Sure enough the next morning Miss Ella woke up with a gnarly cough and slight wheeze. The sickest part of all of this is that coughing and wheezing are symptoms of anaphylaxsis and its not like we were feeding her peanuts everyday or anything.
Over the next 5 days essentially every time she coughed Arthur and I both stopped dead in our tracks. On Wednesday night as we were laying in bed I was staring at the ceiling listening to Ella cough from her room and said " I have a feeling we are going to walk into OIT tomorrow and turn around and walk right back out." I did not believe we would be updosing with that cough. But Arthur with his forever optimistic attitude said "lets try to think positive."
We woke up the next morning at 4 am and prepared for the 3 hour drive to Fremont and hit the road. Upon arrival to our OIT office we let the nurse know that Ella was still getting over her cold and had a cough. The nurse went to get Dr. Jain and he came in to examine her. He told us that it did sound like she had mucus in her lungs but since we had driven so far we would in fact try to updose but would take it very slow.
In true Ella warrior form my amazing little girl still killed it on updose day regardless of her cold. The doses went 8, 10, 12, 16, 20, 30 milligrams and then back down to 20 milligrams as our home dose for the next week. We packed up the girls and headed home.
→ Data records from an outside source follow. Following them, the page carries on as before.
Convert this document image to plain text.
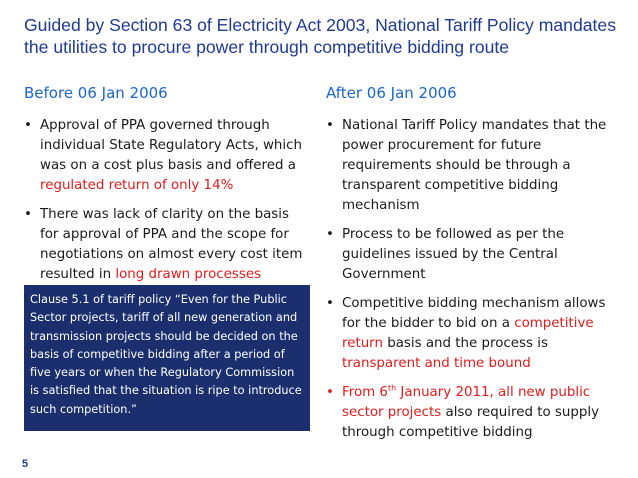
Guided by Section 63 of Electricity Act 2003, National Tariff Policy mandates the utilities to procure power through competitive bidding route
Before 06 Jan 2006	After 06 Jan 2006
• Approval of PPA governed through individual State Regulatory Acts, which was on a cost plus basis and offered a regulated return of only 14%
• There was lack of clarity on the basis for approval of PPA and the scope for negotiations on almost every cost item resulted in long drawn processes
Clause 5.1 of tariff policy “Even for the Public Sector projects, tariff of all new generation and transmission projects should be decided on the basis of competitive bidding after a period of five years or when the Regulatory Commission is satisfied that the situation is ripe to introduce such competition.”
• National Tariff Policy mandates that the power procurement for future requirements should be through a transparent competitive bidding mechanism
• Process to be followed as per the guidelines issued by the Central Government
• Competitive bidding mechanism allows for the bidder to bid on a competitive return basis and the process is transparent and time bound
• From 6th January 2011, all new public sector projects also required to supply through competitive bidding
5
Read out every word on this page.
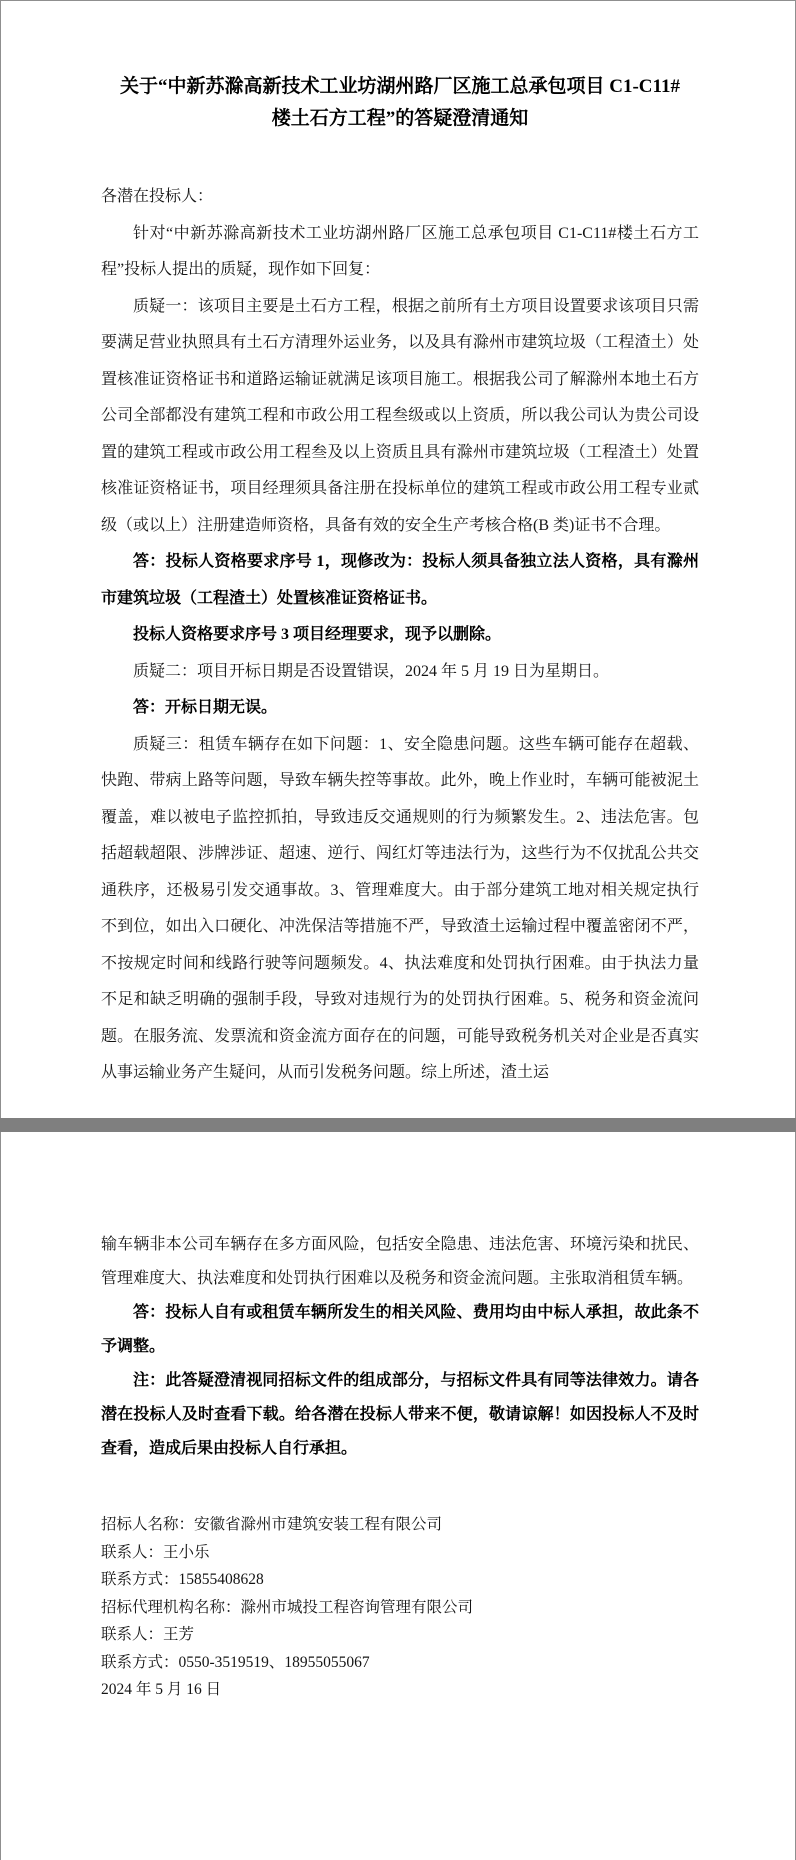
关于“中新苏滁高新技术工业坊湖州路厂区施工总承包项目 C1-C11#楼土石方工程”的答疑澄清通知

各潜在投标人：

针对“中新苏滁高新技术工业坊湖州路厂区施工总承包项目 C1-C11#楼土石方工程”投标人提出的质疑，现作如下回复：

质疑一：该项目主要是土石方工程，根据之前所有土方项目设置要求该项目只需要满足营业执照具有土石方清理外运业务，以及具有滁州市建筑垃圾（工程渣土）处置核准证资格证书和道路运输证就满足该项目施工。根据我公司了解滁州本地土石方公司全部都没有建筑工程和市政公用工程叁级或以上资质，所以我公司认为贵公司设置的建筑工程或市政公用工程叁及以上资质且具有滁州市建筑垃圾（工程渣土）处置核准证资格证书，项目经理须具备注册在投标单位的建筑工程或市政公用工程专业贰级（或以上）注册建造师资格，具备有效的安全生产考核合格(B 类)证书不合理。

答：投标人资格要求序号 1，现修改为：投标人须具备独立法人资格，具有滁州市建筑垃圾（工程渣土）处置核准证资格证书。

投标人资格要求序号 3 项目经理要求，现予以删除。

质疑二：项目开标日期是否设置错误，2024 年 5 月 19 日为星期日。

答：开标日期无误。

质疑三：租赁车辆存在如下问题：1、安全隐患问题。这些车辆可能存在超载、快跑、带病上路等问题，导致车辆失控等事故。此外，晚上作业时，车辆可能被泥土覆盖，难以被电子监控抓拍，导致违反交通规则的行为频繁发生。2、违法危害。包括超载超限、涉牌涉证、超速、逆行、闯红灯等违法行为，这些行为不仅扰乱公共交通秩序，还极易引发交通事故。3、管理难度大。由于部分建筑工地对相关规定执行不到位，如出入口硬化、冲洗保洁等措施不严，导致渣土运输过程中覆盖密闭不严，不按规定时间和线路行驶等问题频发。4、执法难度和处罚执行困难。由于执法力量不足和缺乏明确的强制手段，导致对违规行为的处罚执行困难。5、税务和资金流问题。在服务流、发票流和资金流方面存在的问题，可能导致税务机关对企业是否真实从事运输业务产生疑问，从而引发税务问题。综上所述，渣土运

输车辆非本公司车辆存在多方面风险，包括安全隐患、违法危害、环境污染和扰民、管理难度大、执法难度和处罚执行困难以及税务和资金流问题。主张取消租赁车辆。

答：投标人自有或租赁车辆所发生的相关风险、费用均由中标人承担，故此条不予调整。

注：此答疑澄清视同招标文件的组成部分，与招标文件具有同等法律效力。请各潜在投标人及时查看下载。给各潜在投标人带来不便，敬请谅解！如因投标人不及时查看，造成后果由投标人自行承担。

招标人名称：安徽省滁州市建筑安装工程有限公司

联系人：王小乐

联系方式：15855408628

招标代理机构名称：滁州市城投工程咨询管理有限公司

联系人：王芳

联系方式：0550-3519519、18955055067

2024 年 5 月 16 日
The next morning in the shower came the shiners. Ella looked as though she had been punched in both eyes. She looked very incredibly tired. It is a look I have become all to familiar with. The evidence of Ella's allergen under her eyes is been a pretty constant addition to our lives since starting OIT. I have had many people ask me "How I feel about this? How do I feel about watching her body try to fight off this allergen?" I also know that many people can't possibly understand or fathom what we have chosen to do here. The short answer is: IT IS HARD. Being a parent of a child with life threatening allergies is not for the faint of heart. Being a parent of a child undergoing OIT is not for the weak spirited. Watching your babies body go through the fight of their life is gut wrenching but it is no harder than watching her go through anaphylaxis, it is no harder than watching her in the NICU for her asthma, at least with OIT we have an end in site... We have HOPE.
With that said I have also had more people than I can count tell Arthur and I how amazing we are, how lucky Ella is to have us as parents. People tell us all the time these amazing outrageous compliments. However, what I know is that we are not doing anything special. We are not doing anything that any other parent wouldn't do for their child. Our life managing Ella's health problems is obviously not ideal and it has been horrible but we are not martyrs for the cause. Arthur and I are simply parents just like any other than love our sweet little girl to the moon and would do anything to protect her and are learning like any other allergy parent out there how to navigate through this crazy life of food allergies.